We live in El Cerrito and really love the neighborhood and our school.  El Cerrito is close enough to Berkeley and Oakland to still be able to easily access all the fun those cities have to offer.  We have awesome parks, a rec center with pool, libraries, natural food store, brewing company, movie theater, local cafes and shops and largers chains like Trader Joes and Bed, Bath and Beyond.  El Cerrito is also BART accessible with two stations stopping here.  The homes are somewhat affordable (prices are going up currently but a few yrs ago you could definitely buy a 3 bedroom house with a yard for that amount).  We send our kids to Crestmont School in the El Cerrito/Richmond Hills (  It provides a wonderful, diverse, nurturing environment.  It is a co-op so the tuition is much less than other private schools and the community is tight-knit and conscientious about diversity and family differences. It is small and has a community school house feel.  Check it out!
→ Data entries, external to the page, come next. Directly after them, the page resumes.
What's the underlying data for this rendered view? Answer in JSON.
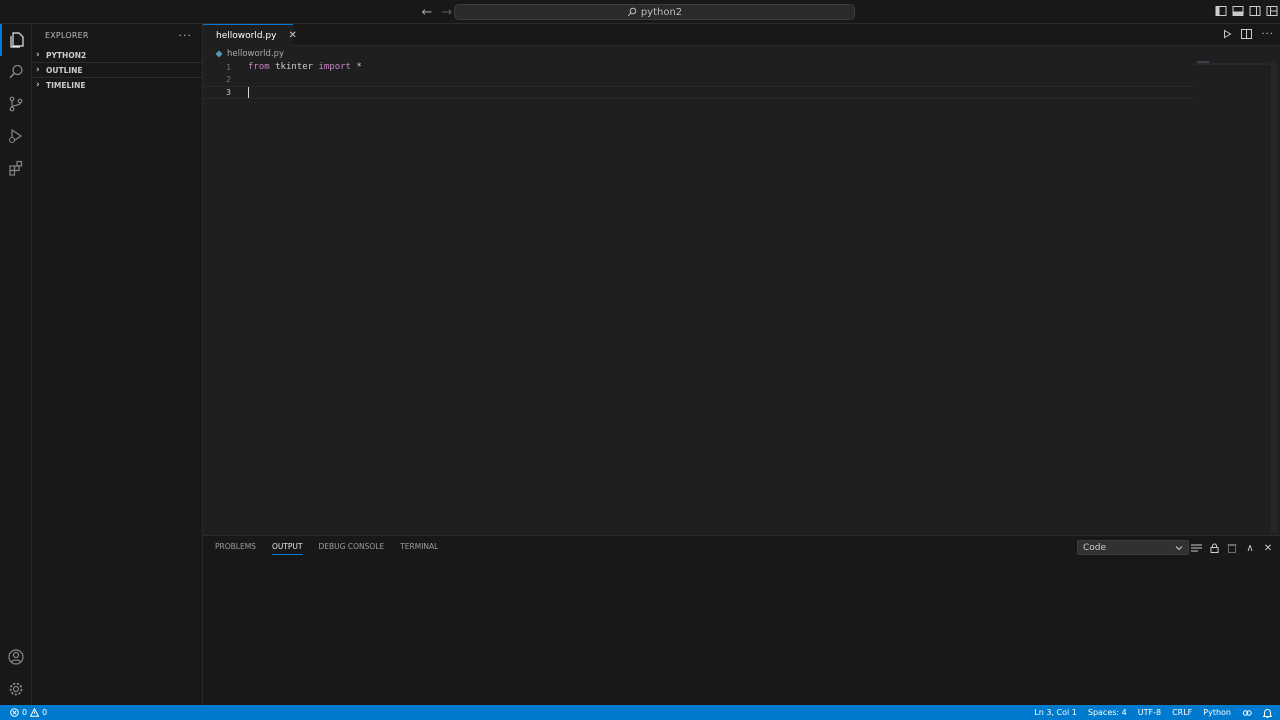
{
  "titlebar": {
    "search_text": "python2"
  },
  "sidebar": {
    "title": "EXPLORER",
    "more": "···",
    "sections": [
      {
        "label": "PYTHON2"
      },
      {
        "label": "OUTLINE"
      },
      {
        "label": "TIMELINE"
      }
    ]
  },
  "editor": {
    "tab_label": "helloworld.py",
    "breadcrumb": "helloworld.py",
    "lines": [
      {
        "num": "1",
        "keyword1": "from",
        "module": "tkinter",
        "keyword2": "import",
        "rest": "*"
      },
      {
        "num": "2"
      },
      {
        "num": "3"
      }
    ]
  },
  "panel": {
    "tabs": [
      "PROBLEMS",
      "OUTPUT",
      "DEBUG CONSOLE",
      "TERMINAL"
    ],
    "active_tab": "OUTPUT",
    "channel": "Code"
  },
  "statusbar": {
    "errors": "0",
    "warnings": "0",
    "position": "Ln 3, Col 1",
    "spaces": "Spaces: 4",
    "encoding": "UTF-8",
    "eol": "CRLF",
    "language": "Python"
  },
  "colors": {
    "accent": "#0078d4",
    "statusbar": "#007acc",
    "keyword": "#c586c0",
    "file_icon": "#519aba"
  }
}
We were looking for the same thing (we are a diverse couple), and ended up buying in Albany.  We considered Berkeley as well, but did not end up with a house we liked there, and the housing market there is much more competitive.  Another option we considered very heavily is the (Island Republic of) Alameda.  Alameda is great, probably our favorite in many ways, but did not have good commute options for us.  For all of those, you probably can find a house in your price range, but that is the lower end of the price range in any of the cities.  Based on a quick search, out of the 10 houses recently sold in Albany, only 3 sold for $850k or less.  Not that I put tremendous stock in it, but Albany's schools are always rated 9/10 or 10/10.  Much more important to me, Albany has immersion after-school programs in Spanish or Chinese (based on which elementary school you go to).   In terms of diversity, looking at the school numbers on Great Schools, Albany is less diverse than Berkeley, more middling in terms of diversity.  Walking around the streets, Albany appears more diverse that the school numbers would led me to believe - likely because it is a tiny town smack between Berkeley and El Cerrito, both of which might be considered more diverse.

Speaking of which, I have not checked in a while, but El Cerrito was considerably cheaper when we were looking.  It also has two BART stops.  

Good luck!

Check out Alameda. Although you can certainly spend more than your budget, you should be able to find something for less than $850K, particularly on the west end. The schools are generally good, and there are also some excellent charter school options. We have many LGBTQ families in our schools, along with a high degree of diversity in general. Good luck with your move! 

Another plug for Oakland! We live in what I think is called the upper Laurel (it's between the Dimond and Laurel districts) and it is known for having a really great LGBT community (really mostly lesbian families with young children). You can definitely find houses here for under 850K, although if you want 3 bedrooms you will get close to that. And you just never know what school you will be assigned- I think Sequoia Elem also has a good LGBT community. Good Luck!

San Leandro all the way.  Several neighborhoods that have more affordable homes in your price range and are safe, family-friendly, diverse.  Roosevelt Elementary is a great school and there's a LGBTQ family group I believe.